Social media reporting from India of the presence in the Sea of Oman of the Chinese intelligence vessel, Liao-Wang 1, are contradicted by maritime tracking sources which have located the vessel off the Chinese coast or at a mooring near Shanghai.
In his lengthy press conference in Beijing on March 8, Foreign Minister Wang denied the Iran war will delay or impact the Trump visit to Beijing. “The relationship between China and the United States is one of far-reaching and global implications,” he said. “Turning our backs on each other would only lead to mutual misperception and miscalculation. Sliding into conflict or confrontation could bring disaster to the world. China and the U.S. are both big countries. Neither side can remodel the other, but we can choose how we want to engage, that is, to commit to a spirit of mutual respect, to hold the bottom line of peaceful coexistence, and to strive for the prospect of win-win cooperation. That’s what serves the interests of Chinese and American peoples, and that’s also the expectation of the international community…This year is a ‘big year’ for China-US relations. The agenda of high-level exchanges is already on the table. What the two sides need to do now is to make thorough preparations accordingly, create a suitable environment, manage the risks that do exist, and remove unnecessary disruptions.”

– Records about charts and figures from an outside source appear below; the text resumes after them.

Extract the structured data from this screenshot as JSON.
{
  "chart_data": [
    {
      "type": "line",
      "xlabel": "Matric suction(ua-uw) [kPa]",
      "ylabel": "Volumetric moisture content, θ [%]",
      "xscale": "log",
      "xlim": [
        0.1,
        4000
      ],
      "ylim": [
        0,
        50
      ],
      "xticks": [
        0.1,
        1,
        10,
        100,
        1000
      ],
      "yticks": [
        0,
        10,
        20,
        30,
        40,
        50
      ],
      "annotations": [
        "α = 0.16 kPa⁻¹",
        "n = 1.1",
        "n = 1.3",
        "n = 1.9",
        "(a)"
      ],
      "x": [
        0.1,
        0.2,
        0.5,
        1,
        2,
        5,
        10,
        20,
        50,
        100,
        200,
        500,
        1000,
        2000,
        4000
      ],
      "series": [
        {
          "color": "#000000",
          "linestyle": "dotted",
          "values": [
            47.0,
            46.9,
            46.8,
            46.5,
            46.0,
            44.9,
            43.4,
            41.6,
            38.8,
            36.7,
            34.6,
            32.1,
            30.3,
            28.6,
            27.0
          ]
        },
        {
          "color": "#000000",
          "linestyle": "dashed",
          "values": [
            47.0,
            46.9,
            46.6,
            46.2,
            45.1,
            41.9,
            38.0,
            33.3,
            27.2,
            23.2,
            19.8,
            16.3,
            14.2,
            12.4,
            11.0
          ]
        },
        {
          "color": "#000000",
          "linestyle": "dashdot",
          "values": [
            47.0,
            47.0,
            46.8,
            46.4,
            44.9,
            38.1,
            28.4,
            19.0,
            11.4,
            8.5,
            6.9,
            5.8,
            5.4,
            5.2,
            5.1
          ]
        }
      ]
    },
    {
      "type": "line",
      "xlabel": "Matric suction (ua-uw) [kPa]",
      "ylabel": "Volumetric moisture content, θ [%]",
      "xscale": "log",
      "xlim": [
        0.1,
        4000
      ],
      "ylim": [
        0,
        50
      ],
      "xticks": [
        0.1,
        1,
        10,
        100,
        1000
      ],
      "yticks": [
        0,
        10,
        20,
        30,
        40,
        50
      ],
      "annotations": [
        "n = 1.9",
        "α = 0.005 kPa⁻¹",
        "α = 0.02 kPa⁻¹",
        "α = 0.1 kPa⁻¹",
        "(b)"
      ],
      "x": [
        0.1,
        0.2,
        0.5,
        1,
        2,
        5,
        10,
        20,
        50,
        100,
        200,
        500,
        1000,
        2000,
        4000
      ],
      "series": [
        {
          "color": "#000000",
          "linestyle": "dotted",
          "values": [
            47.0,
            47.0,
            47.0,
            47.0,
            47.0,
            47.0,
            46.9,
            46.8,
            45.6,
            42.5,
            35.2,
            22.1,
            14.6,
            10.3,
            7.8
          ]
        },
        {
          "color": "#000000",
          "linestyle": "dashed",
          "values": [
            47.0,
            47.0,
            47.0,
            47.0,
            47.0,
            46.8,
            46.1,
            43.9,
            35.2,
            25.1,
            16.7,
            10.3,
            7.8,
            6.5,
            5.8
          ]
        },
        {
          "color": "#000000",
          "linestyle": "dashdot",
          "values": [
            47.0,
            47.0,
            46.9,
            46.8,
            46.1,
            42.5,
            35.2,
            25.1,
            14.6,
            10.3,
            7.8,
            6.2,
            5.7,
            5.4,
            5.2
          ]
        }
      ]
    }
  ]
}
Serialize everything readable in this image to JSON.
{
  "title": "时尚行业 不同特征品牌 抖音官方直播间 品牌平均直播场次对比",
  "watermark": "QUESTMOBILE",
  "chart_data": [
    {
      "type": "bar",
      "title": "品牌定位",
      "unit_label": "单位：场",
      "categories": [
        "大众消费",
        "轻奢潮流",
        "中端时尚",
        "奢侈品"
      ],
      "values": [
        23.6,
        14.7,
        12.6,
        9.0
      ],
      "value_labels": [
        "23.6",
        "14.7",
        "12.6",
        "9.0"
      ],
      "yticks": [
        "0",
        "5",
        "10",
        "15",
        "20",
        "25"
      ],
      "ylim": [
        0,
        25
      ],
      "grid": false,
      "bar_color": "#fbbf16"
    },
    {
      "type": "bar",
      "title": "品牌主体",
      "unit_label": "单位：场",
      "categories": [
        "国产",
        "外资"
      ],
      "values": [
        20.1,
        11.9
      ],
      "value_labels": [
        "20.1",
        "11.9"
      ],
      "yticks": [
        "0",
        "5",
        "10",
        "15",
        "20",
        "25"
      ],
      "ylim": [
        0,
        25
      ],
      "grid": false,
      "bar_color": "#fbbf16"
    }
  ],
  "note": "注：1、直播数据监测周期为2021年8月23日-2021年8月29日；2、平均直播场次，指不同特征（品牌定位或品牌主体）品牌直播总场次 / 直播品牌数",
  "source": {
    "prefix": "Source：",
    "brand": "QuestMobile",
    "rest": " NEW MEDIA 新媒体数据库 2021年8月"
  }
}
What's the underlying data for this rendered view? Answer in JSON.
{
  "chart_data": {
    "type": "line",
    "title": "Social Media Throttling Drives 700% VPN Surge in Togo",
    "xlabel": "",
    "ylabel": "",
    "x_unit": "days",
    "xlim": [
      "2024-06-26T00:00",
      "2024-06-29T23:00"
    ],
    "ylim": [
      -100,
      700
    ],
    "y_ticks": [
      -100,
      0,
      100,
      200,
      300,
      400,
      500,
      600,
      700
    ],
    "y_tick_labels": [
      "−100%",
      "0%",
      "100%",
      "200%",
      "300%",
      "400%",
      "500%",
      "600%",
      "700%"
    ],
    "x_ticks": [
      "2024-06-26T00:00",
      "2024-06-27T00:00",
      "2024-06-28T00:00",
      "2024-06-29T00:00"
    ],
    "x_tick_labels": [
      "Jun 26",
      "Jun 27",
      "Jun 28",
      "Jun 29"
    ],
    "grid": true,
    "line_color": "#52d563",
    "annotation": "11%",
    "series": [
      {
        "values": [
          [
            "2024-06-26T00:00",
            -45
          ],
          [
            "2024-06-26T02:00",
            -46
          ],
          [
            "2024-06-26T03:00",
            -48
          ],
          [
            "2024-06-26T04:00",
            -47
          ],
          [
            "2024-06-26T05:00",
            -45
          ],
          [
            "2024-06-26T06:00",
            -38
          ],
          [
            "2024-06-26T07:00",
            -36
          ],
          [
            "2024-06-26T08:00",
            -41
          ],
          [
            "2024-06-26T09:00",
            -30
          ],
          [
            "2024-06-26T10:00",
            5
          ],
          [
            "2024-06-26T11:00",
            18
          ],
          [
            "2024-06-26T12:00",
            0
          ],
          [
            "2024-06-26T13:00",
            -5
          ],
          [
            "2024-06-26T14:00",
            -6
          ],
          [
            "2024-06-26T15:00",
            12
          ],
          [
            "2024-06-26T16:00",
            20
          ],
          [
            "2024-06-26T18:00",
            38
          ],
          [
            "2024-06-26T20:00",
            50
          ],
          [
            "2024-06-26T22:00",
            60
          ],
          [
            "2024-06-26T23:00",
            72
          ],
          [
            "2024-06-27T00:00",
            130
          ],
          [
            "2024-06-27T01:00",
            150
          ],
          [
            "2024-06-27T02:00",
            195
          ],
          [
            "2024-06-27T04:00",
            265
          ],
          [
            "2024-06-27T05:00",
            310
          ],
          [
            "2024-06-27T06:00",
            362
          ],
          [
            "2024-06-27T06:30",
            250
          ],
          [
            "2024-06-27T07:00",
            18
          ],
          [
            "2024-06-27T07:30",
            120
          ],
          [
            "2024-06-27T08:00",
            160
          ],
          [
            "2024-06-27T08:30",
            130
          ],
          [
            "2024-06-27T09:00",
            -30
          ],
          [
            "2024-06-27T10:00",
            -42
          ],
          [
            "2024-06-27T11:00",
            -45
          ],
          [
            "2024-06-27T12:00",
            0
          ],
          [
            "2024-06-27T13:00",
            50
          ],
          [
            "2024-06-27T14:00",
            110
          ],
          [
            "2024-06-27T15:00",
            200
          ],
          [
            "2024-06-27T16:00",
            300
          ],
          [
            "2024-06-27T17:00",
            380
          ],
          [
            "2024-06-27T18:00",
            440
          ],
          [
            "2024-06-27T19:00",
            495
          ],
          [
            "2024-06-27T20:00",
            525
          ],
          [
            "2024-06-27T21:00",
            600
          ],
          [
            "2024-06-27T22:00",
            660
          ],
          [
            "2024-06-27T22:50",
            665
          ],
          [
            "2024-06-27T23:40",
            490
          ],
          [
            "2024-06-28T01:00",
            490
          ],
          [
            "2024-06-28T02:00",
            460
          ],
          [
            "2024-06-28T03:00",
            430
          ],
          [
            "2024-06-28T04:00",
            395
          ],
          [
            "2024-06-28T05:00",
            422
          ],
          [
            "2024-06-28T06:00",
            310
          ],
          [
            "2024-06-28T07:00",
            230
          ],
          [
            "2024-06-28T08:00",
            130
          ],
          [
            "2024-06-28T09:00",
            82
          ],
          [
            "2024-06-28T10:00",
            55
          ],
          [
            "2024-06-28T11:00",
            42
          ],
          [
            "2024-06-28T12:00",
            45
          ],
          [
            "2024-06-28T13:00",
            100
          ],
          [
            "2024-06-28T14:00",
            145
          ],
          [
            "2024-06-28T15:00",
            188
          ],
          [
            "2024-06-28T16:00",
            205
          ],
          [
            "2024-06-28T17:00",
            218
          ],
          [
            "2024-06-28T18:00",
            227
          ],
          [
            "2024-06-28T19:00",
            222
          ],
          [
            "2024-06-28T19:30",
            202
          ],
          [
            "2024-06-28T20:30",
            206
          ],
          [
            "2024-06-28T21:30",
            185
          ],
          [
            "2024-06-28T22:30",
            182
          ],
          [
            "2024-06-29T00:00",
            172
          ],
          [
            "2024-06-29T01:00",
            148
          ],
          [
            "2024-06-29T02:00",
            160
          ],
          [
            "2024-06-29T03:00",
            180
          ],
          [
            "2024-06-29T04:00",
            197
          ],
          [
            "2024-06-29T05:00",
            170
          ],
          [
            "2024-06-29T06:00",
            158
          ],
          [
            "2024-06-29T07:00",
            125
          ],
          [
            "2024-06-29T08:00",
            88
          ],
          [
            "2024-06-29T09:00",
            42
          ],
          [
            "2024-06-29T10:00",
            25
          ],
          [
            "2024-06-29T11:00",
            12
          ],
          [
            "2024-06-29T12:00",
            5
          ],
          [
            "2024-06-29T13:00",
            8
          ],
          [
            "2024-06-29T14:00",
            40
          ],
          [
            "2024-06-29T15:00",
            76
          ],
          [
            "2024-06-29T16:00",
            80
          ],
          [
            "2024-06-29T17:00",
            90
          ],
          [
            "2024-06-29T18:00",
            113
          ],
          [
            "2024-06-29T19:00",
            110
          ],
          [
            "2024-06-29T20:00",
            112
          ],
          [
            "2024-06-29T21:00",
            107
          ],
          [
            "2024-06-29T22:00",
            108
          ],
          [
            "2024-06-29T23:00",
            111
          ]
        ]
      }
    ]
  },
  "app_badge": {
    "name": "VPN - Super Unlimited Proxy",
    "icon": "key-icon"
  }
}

A Russian source comments: “for Wang to describe the US-Israel war against Iran as an ‘unnecessary disruption’ is a cynical attempt to ingratiate Trump. It’s contemptuous of all those the Chinese claim to be their strategic allies, including the Shanghai Cooperation Organisation [SCO] to which Iran belongs.”
In answer to a question from a Russian reporter, Wang described the relationship with Russia as one of “strategic independence”. “China and Russia are strategically independent. We always respect each other’s core interests, do not impose the will or agenda of one on the other, and keep to the principle of non-alliance, non-confrontation and not targeting any third party. China and Russia share a high degree of political mutual trust. Working back-to-back lies at the heart of this relationship. And the strong strategic resilience enables it to defy any external instigation or pressure. China and Russia act in close coordination. In major international and regional affairs, China and Russia share the broadest strategic consensus and closest strategic coordination, including defending international rules and order you asked about.”
To questions about China’s policy toward the US-Israeli strikes on Iran, Wang did not express support for Iran. Instead, he claimed “China’s attitude on this issue is objective and impartial. We have stated our principled position on multiple occasions, which can be summarized into one key message, that is, to bring about ceasefire and end hostilities. Ancient Chinese wisdom warns that weapons are ominous tools, and should not be used without discretion. Seeing the Middle East engulfed in flames, I want to say that this is a war that should not have happened—it is a war that does no one any good”.
Although he was asked several questions referring explicitly to US and Israeli attacks on Gaza and Iran, Wang did not mention Israel at all.